Jesús alaba al Padre y le da gracias por su obrar, tan diverso y sorprendente con respecto a la lógica humana, que exalta el poder  y la fuerza de todos los ámbitos de la existencia. ¿Quiénes son los beneficiarios de la Revelación? No son los que cuentan exclusivamente con su propia sabiduría, no son los que ponen fundamento de su propia seguridad sobre las capacidades de la inteligencia. Entonces, ¿quiénes son los escogidos por Dios para conocerle? Los “pequeños” son los beneficiarios de la revelación del Padre (vers. 25).  

Así, el grito de dolor de Corazaín, Betsaida, Cafarnaúm, renuentes e indiferentes con respecto a su palabra (cfr. Mt 11,20-24), va siguiendo el grito de alegría de Jesús por aquellos que, por el contrario, han abierto su corazón a la Palabra. A las ciudades galileas, que conocían bien al “hijo del carpintero” (Mt 13,55) porque era su patria, les resulta incomprensible la novedad de su Palabra, que se revela; en cambio, a quienes, privados de títulos de méritos y sin estar en condiciones de apoyarse en prerrogativas humanas, que son capaces de confiar en Dios, seguros de Su fidelidad, a ellos se da a conocer.
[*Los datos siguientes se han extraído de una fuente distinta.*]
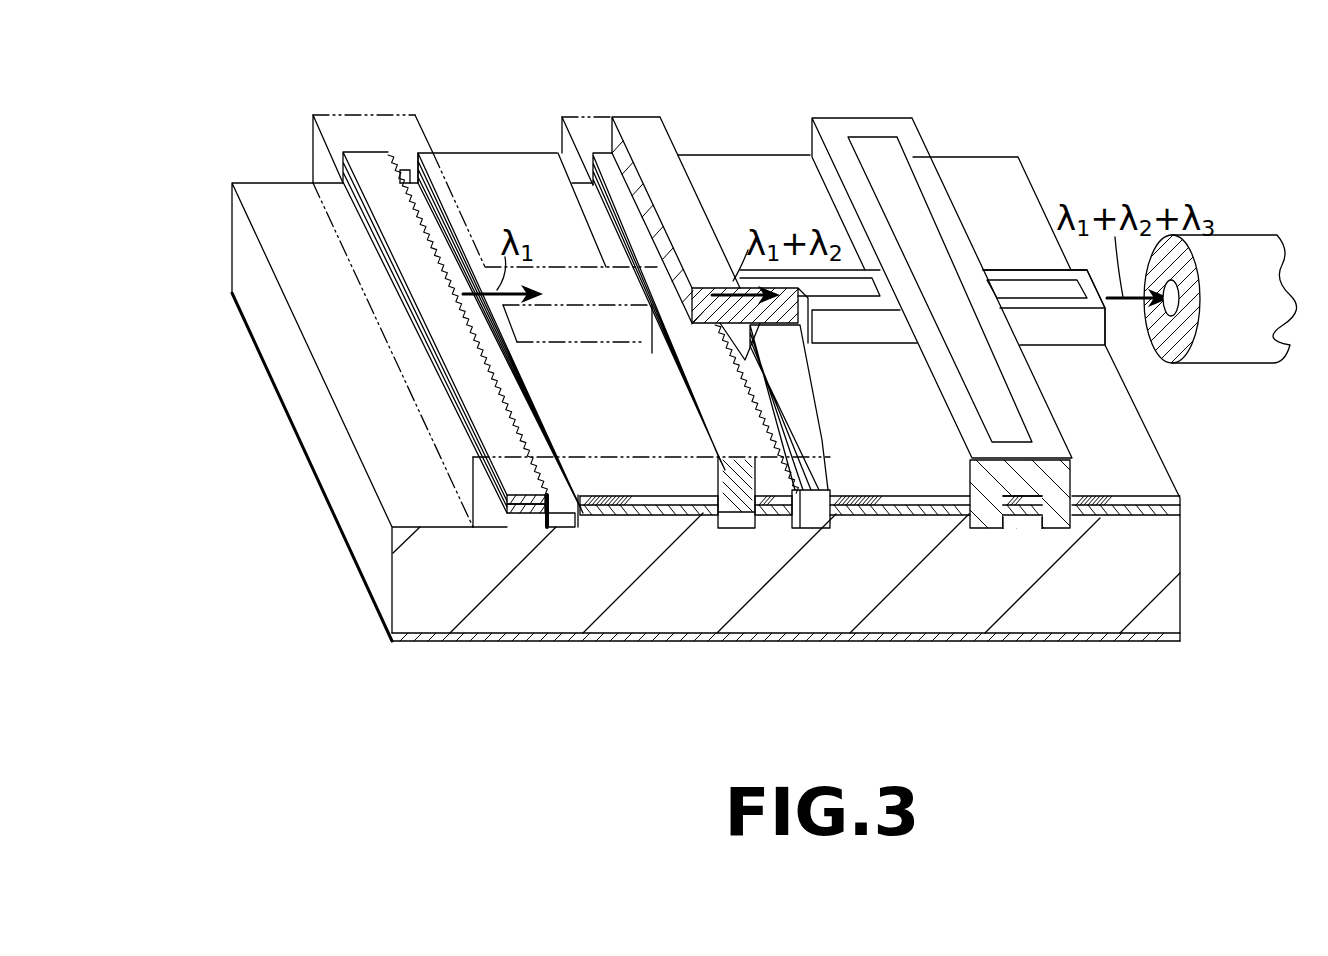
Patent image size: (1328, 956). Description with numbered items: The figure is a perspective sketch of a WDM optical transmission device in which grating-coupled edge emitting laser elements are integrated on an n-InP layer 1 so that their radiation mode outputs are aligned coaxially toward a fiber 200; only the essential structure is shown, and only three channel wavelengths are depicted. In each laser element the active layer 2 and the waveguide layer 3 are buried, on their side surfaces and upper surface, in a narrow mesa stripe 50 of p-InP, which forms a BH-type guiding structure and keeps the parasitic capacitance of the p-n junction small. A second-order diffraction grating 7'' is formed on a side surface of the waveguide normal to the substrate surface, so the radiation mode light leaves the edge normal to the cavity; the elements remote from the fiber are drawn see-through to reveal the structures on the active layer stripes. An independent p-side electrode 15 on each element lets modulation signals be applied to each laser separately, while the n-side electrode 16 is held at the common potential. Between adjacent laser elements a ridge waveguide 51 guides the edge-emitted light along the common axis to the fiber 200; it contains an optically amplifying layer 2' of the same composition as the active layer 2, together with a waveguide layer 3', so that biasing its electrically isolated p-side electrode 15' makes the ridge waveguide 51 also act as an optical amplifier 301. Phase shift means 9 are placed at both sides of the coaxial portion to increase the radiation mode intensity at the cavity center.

Ellos son conocidos como los Pobres de Yahvéh o Anawin, quienes son hombres y mujeres que habiendo puesto toda su esperanza en Dios, comprendieron que su única y verdadera riqueza es Dios mismo. Creían radicalmente en Dios y teniéndolo en su corazón, les bastaba para sobrevivir. Eran sencillos, trabajadores, piadosos y buenos con todos. Esto no los libraba de ser maltratados, o vistos como personas cortas de visión o empuje. Pero su tarea iba más allá de volverse exitosos, prósperos o llenarse de posesiones materiales, su misión es ser fieles a Dios.

Jesús constata con alegría la elección preferencial del Padre, jamás desmentida a lo largo de toda la revelación, por los que son pequeños, pobres, sencillos y confían en su amor y providencia. Así le parece bien al Padre (v. 26) y así le perece a Jesús.  

Los sencillos y humildes, en cambio, han aprendido otro lenguaje. Saben distinguir las señales de auxilio del que padece necesidad quizá porque han tenido que utilizarlas en su momento. Saben que todos pasamos por horas difíciles en las que nada podemos y todo necesitamos. Ese es el lenguaje del Reino de Dios. Ese es el lenguaje de Jesús. Esa es la atmósfera que irradia, discreta y humilde y pura, la Eucaristía.

Solo quien se hace pequeño en el corazón, en toda su existencia, sólo quien se vuelve disponible para entrar en la lógica del don gratuito de Dios, puede comprenderla. El apóstol Pablo lo dirá con otras palabras: “Lo que en Dios parece debilidad es más fuerte que los hombres” (1 Cor 1, 25a). La Eucaristía es la más grande fuerza que tenemos los cristianos porque es Cristo mismo quien viene a nosotros para alimentarnos porque es el Pan vivo verdadero, bajado del cielo, el nuevo mana (Leer Juan 6, 51-58).

¿Confías más en tus fuerzas o en el poder de Dios para cambiar tu vida?

¿Crees saber todo y no necesitar nada o estás dispuesto a aprender y a recibir más de Dios?

¿Tu vida de oración o espiritual es personal, íntima y confiada a nuestro Padre celestial amoroso?

¿Tienes una relación íntima, profunda, constante y reverente con Jesús-Eucaristía a través de la Misa frecuente, comunión constante y adoración perpetua?